Leserbriefe

Die Politik muss dem Wohl aller dienen

Kai Hansen, Nürtingen. Zur Senioren-Redaktionsseite vom 2. Juli.

Um zu verstehen, warum Demokratie für eine friedliche Gesellschaft unverzichtbar ist, lohnt der Blick auf deren Gegenteil. Ein Anti-Demokrat verleugnet nämlich sich selbst als Individuum und passt sich einer andere(s) ausschließenden Gruppenidentität an.

Deutlich ist, Demokratie ist keine einfache Sache. Denn jeder Mensch pendelt permanent hin und her zwischen der Sicherheit durch Gruppenzugehörigkeit und dem Bedürfnis, Eigenes zur Geltung zu bringen. Das eine hat mit Freiheit zu tun, das in Gemeinschaft-leben mit Verantwortung. Die westlichen Demokratien mit ihrer grenzenlosen Wahlfreiheit verantworten einen Großteil der bestehenden Krisenthemen auf dem Planeten.
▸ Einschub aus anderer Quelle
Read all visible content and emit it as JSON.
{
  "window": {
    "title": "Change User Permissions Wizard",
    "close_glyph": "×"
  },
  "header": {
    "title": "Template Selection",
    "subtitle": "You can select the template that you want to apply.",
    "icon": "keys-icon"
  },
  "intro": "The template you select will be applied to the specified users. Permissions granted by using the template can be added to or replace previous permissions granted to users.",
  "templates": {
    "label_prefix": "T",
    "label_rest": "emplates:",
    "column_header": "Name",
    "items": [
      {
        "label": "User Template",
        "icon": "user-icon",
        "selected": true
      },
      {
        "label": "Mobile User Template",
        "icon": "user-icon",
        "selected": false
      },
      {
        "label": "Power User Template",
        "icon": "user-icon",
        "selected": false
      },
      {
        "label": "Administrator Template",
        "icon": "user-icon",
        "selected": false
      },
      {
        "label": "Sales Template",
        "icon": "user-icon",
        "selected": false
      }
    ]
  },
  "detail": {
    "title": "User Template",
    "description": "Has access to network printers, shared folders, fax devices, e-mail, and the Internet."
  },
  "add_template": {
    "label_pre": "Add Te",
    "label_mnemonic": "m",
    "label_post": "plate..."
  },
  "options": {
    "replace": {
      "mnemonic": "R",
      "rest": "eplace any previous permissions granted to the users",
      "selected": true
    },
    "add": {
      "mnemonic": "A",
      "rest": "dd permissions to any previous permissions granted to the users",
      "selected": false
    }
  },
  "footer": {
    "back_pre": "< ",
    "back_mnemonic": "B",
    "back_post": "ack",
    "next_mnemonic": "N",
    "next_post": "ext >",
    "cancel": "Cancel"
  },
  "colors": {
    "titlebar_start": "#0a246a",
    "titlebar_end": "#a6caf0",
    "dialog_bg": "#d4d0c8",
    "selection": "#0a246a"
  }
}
Jetzt erleben wir sogar Krieg gegen die Demokratie und es haben totalitäre Kräfte Zulauf. Da lohnt es sich schon, neu und miteinander zu verhandeln, was zukünftig als fortschrittlich gelten soll.

In Bezug auf politische Parteien schreibt die französische Philosophin Simone Weil in den 30er-Jahren des 20. Jahrhunderts: „Eine politische Partei dient der Erzeugung kollektiver Leidenschaft. Eine politische Partei ist so organisiert, dass sie kollektiven Druck auf das Denken jedes einzelnen Menschen ausübt, der ihr angehört. Erstes und genau genommen einziges Ziel jeder politischen Partei ist ihr eigenes – unbegrenztes – Wachstum.“ Diese harte Kritik weist auf totalitäre Tendenzen in jeder Form von Gruppenegoismus hin.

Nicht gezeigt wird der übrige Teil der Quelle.